À la découverte de la puissance
Suite à l'émergence, il y a quelques mois, de mon idée et envie de devenir coach d'image, et à tout un tas d'actions préalables l'été dernier - rencontres de conseillères en image, prise de renseignements sur des écoles spécialisées en vue de me former au métier, réalisation d'un conseil en image pour moi-même, expérimentations personnelles - je me suis inscrite à un orgnisme local réputé qui accompagne les créateurs d'entreprise afin de préparer le montage de mon projet. Mes aventures d'entrepreneure ont commencé un peu avant, cet été, en navigant sur le net. Par sérépendicité, j'ai fait la connaissance directe ou indirecte d'entrepreneures, plus ou moins avancées, et j'ai commencé à me familiariser avec l'univers et l'état d'esprit de l'entreprenariat. Avec déjà à ce stade là, la conviction que c'est cette vie là que je veux mener. Ce qui a pris le dessus de l'insécurité, des prises de risques, des incertitudes... c'est la liberté. Et ça n'est pas seulement un concept ou juste une idée vide de réalité. Je le vis vraiment. Et je trouve ça super puissant. Je comprends à quel point, pour des personnes comme moi, travailler dans le cadre du salariat est infantilisant et amène à se rabougrir jusqu'à mourir d'ennui ou de stress. Et non, ça ne relève pas du caprice. Et oui, il faut une bonne dose d'inconscience - comme lorsqu'on est enfant, donc immature mais aussi plein d'énergie et de potentiel à développer et à réaliser.

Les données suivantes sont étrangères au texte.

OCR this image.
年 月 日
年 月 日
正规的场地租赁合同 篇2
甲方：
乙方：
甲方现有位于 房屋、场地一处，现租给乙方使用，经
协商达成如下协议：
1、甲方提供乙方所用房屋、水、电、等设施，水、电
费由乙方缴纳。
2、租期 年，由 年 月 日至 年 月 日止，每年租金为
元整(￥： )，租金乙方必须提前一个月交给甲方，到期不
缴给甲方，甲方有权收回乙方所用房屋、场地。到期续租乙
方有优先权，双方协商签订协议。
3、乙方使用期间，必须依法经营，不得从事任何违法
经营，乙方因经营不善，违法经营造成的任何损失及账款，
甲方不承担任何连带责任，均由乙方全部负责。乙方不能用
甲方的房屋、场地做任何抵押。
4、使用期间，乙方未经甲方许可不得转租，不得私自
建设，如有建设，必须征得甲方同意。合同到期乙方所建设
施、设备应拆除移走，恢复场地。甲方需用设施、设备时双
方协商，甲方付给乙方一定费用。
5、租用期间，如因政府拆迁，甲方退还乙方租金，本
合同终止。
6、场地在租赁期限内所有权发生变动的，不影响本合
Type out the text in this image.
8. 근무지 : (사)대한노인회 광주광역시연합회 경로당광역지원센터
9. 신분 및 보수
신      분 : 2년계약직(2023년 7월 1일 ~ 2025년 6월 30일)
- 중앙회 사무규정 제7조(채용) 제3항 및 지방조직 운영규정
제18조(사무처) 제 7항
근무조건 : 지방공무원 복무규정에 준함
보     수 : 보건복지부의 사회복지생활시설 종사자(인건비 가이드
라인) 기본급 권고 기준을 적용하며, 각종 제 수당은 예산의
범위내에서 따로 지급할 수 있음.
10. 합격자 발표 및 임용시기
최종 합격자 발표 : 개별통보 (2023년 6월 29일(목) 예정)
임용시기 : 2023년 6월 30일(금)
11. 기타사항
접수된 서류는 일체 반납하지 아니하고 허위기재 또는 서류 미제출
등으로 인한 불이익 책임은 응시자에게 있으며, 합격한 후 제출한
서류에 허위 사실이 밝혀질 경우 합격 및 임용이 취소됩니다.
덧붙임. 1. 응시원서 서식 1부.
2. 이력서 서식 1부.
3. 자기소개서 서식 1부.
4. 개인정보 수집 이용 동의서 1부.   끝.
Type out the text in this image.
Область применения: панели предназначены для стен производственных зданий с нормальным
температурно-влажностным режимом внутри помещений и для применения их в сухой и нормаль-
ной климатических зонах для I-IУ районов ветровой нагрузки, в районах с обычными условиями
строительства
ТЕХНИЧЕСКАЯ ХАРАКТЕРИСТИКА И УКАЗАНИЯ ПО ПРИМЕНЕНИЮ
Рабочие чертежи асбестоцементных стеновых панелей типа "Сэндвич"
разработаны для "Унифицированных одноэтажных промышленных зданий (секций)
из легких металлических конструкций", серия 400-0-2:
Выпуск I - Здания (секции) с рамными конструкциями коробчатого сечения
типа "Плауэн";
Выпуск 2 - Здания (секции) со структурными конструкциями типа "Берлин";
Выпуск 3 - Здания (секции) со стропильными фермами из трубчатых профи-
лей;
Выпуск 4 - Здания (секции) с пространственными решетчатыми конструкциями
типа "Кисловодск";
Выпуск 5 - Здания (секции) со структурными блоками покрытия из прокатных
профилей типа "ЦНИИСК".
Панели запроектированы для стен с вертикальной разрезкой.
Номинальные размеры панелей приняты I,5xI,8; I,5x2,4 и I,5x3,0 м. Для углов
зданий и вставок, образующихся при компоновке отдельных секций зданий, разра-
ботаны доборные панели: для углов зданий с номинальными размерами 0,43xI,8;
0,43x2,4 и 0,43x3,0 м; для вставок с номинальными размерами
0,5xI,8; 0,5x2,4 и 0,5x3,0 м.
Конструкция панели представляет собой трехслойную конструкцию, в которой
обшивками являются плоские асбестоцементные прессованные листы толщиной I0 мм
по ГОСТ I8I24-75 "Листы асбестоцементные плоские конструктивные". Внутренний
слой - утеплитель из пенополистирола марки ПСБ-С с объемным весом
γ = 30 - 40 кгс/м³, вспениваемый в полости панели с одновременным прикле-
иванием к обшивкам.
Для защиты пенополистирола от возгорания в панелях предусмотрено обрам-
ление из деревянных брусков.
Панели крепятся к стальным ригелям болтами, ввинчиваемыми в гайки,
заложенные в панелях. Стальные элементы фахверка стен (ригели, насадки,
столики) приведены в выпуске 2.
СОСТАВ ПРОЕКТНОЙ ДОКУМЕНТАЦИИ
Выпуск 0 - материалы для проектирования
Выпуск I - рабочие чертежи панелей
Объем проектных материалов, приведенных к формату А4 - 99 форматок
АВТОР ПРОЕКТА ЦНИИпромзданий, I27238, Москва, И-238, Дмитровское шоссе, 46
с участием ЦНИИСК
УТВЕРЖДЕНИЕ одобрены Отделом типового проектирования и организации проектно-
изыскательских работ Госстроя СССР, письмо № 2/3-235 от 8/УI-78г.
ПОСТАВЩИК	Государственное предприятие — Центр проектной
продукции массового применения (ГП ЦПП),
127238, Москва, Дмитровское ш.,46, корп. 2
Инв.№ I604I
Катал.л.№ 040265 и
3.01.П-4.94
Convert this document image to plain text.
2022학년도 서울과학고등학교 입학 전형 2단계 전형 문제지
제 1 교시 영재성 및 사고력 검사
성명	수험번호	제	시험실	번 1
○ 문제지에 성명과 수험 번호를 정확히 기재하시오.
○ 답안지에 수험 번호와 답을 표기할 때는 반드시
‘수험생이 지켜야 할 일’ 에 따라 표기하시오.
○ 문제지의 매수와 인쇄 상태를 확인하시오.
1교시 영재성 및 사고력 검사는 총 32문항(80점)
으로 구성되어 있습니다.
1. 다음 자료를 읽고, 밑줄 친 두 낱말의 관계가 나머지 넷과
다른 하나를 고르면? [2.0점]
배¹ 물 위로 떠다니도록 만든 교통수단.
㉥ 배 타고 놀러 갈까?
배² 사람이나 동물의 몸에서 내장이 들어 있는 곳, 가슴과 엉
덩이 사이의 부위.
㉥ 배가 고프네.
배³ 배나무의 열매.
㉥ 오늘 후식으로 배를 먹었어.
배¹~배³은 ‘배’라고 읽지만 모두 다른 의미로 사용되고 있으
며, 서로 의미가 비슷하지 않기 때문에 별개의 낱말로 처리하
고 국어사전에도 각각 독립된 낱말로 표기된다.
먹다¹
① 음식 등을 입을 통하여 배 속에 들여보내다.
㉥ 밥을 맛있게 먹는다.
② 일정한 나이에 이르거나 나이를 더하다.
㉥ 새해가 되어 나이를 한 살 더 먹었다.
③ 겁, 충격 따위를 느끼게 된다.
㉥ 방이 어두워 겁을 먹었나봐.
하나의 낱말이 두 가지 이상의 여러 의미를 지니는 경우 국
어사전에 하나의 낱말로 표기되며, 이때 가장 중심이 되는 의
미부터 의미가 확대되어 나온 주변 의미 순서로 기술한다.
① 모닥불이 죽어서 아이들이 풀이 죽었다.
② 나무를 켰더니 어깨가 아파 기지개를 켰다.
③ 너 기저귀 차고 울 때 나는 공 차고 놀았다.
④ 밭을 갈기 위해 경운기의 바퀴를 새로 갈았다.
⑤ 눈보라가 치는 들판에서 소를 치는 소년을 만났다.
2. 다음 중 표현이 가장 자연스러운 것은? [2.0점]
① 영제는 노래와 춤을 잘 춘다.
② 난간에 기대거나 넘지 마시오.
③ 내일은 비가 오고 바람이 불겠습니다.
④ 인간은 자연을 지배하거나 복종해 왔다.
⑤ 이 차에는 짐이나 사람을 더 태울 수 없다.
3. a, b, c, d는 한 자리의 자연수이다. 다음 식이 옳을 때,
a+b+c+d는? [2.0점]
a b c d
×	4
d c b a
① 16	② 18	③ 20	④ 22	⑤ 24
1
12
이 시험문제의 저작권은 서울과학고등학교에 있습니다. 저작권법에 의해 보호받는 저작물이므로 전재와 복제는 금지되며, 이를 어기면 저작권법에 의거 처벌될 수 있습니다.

En bref, entreprendre, ça fait rajeunir ET grandir - pour de vrai : ça fait prendre son envergure. Certes, en tant que salariée, j'ai dû grandir, parce que j'avais des responsabilités et des comptes à rendre. Mais toujours vis-à-vis des autres. Et, jamais, jamais, cela ne m'a apporté de la joie - même pas de la fierté (ou très très rarement). J'ai certes aussi acquis des compétences diverses et fort utiles aujourd'hui, c'est indéniable. Mais à quel prix... Ça a fait grandir la peur en moi (de "ne pas être à la hauteur", de "ne pas faire partie des meilleur(e)s", de "ne pas assurer"...).
Aujourd'hui, alors que je progresse dans ma vie d'entrepreneure, même au stade débutante, je me sens me développer, gagner en assurance et en autonomie - deux maîtres-mots : ce que je choisis à présent, c'est par moi, pour moi, en fonction de moi. Je n'ignore pas les realités contraignantes (loin s'en faut !!) mais je les affronte et les surmonte(rai) parce que l'enjeu est vital pour moi - et aussi revitalisant.
Je me vois aborder des situations avec un tout autre état d'esprit qu'avant. Là où je stressais à fond, là où je ne supportais pas de ne pas avoir le contrôle, je prends du recul, je construis la maîtrise. L'évolution ne se fait certes pas sans douleur et de façon miraculeusement fluide... mais, pas à pas, avec une plus grande conscience, une meilleure intelligence.
Autrefois, être cadre au sein d'une intitution me donnait un certain pouvoir - un pouvoir triste et souvent vain. Aujourd'hui, j'expérimente ma puissance.